Late presentation for ANC posed another challenge in the study population where the prevalence of HIV was (40.8%). Fortunately, screening and treatment at the antenatal clinic were successful in meeting the Joint United Nations Programme on HIV/AIDS (UNAIDS) target of ensuring that more than 95% of ANC attendees knew their HIV status and more than 95% of ANC attendees diagnosed with HIV received ART.28 However, this study did not examine the viral load of pregnant women on their first visits. Other possible factors for late ANC presentation such as partner support, perceptions of clinic services and health provider behaviour were not evaluated in the current study. Late presentation for ANC was highlighted in the Saving Mothers report as a modifiable risk factor for adverse perinatal and maternal outcomes. This study did not report on the outcome of the pregnancies of the participants. However, there is a need for greater community awareness of the benefits of early initiation of ANC services.

Limitations

This study was conducted at a single primary health care facility in KwaZulu-Natal among women with low-risk pregnancies. The results cannot be extrapolated to other provinces or to settings that manage high-risk pregnancies. Screening for the hepatitis B virus was introduced after the study period and was not audited in this study. Only quantitative data were included, and factors for late ANC enrolled requires a qualitative inquiry.

Conclusion

The standard of ANC services at midwife-run unit met national standards. However, low uptake of early ANC services is of concern, especially in high HIV-prevalence settings. Increased community awareness and training of primary health care providers in POCUS may improve early uptake of ANC services.

Acknowledgements

The authors acknowledge the midwives at KwaDabeka Community Health Centre who contributed to the study.

Competing interests

The authors declare that they have no financial or personal relationships that may have inappropriately influenced them in writing this article.
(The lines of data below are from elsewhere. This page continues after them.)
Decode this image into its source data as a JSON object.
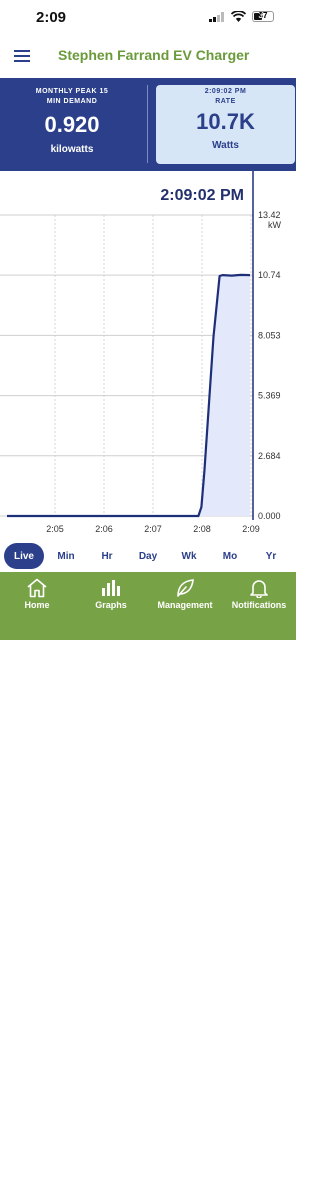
{
  "status_bar": {
    "time": "2:09",
    "battery": "37"
  },
  "header": {
    "title": "Stephen Farrand EV Charger",
    "menu_icon": "hamburger-menu-icon"
  },
  "stats": {
    "left": {
      "caption_line1": "MONTHLY PEAK 15",
      "caption_line2": "MIN DEMAND",
      "value": "0.920",
      "unit": "kilowatts"
    },
    "right": {
      "caption_line1": "2:09:02 PM",
      "caption_line2": "RATE",
      "value": "10.7K",
      "unit": "Watts"
    }
  },
  "chart": {
    "current_time": "2:09:02 PM"
  },
  "chart_data": {
    "type": "area",
    "x_ticks": [
      "2:05",
      "2:06",
      "2:07",
      "2:08",
      "2:09"
    ],
    "y_ticks": [
      "0.000",
      "2.684",
      "5.369",
      "8.053",
      "10.74",
      "13.42"
    ],
    "y_unit": "kW",
    "ylim": [
      0,
      13.42
    ],
    "x": [
      0,
      3.15,
      3.2,
      3.25,
      3.4,
      3.5,
      3.55,
      3.7,
      3.85,
      4.0
    ],
    "values": [
      0.0,
      0.0,
      0.4,
      2.0,
      8.0,
      10.7,
      10.74,
      10.72,
      10.75,
      10.74
    ],
    "grid": true,
    "colors": {
      "line": "#1e2f7a",
      "fill": "#e4e8fb"
    }
  },
  "ranges": {
    "items": [
      "Live",
      "Min",
      "Hr",
      "Day",
      "Wk",
      "Mo",
      "Yr"
    ],
    "active": "Live"
  },
  "nav": {
    "items": [
      {
        "label": "Home",
        "icon": "home-icon"
      },
      {
        "label": "Graphs",
        "icon": "bar-chart-icon"
      },
      {
        "label": "Management",
        "icon": "leaf-icon"
      },
      {
        "label": "Notifications",
        "icon": "bell-icon"
      }
    ]
  }
}
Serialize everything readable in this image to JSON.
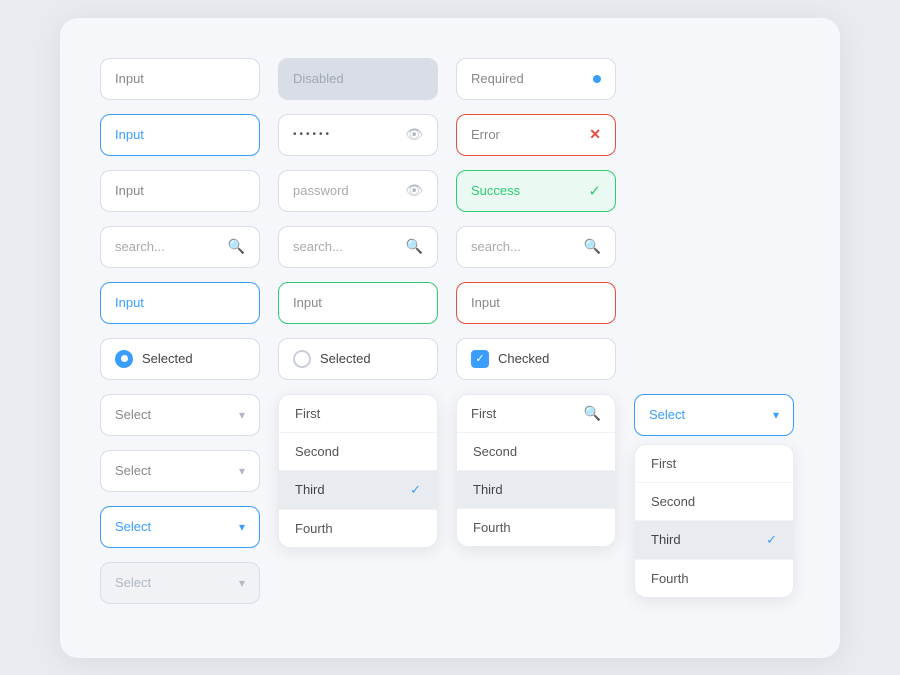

CRediT authorship contribution

Keshena Naidoo: Conceptualisation, Formal analysis, Funding acquisition, Project administration, Writing – original draft, Writing – review & editing. Monjural Hoque: Conceptualisation, Formal analysis, Project administration, Supervision, Writing – original draft, Writing – review & editing. Maariyah Hoque: Data curation, Formal analysis, Investigation, Writing – review & editing. Somaya Buckus: Data curation, Investigation, Writing – review & editing. All authors reviewed the article, contributed to the discussion of results, approved the final version for submission and publication and take responsibility for the integrity of its findings.

Funding information

This research received no specific grant from any funding agency in the public, commercial or not-for-profit sectors.

Data availability

All data supporting this study may be made available by the corresponding author, Keshena Naidoo, upon reasonable request.

Disclaimer

The views and opinions expressed in this article are those of the authors and are the product of professional research. It does not necessarily reflect the official policy or position of any affiliated institution, funder, agency or that of the publisher. The authors are responsible for this article’s findings and content.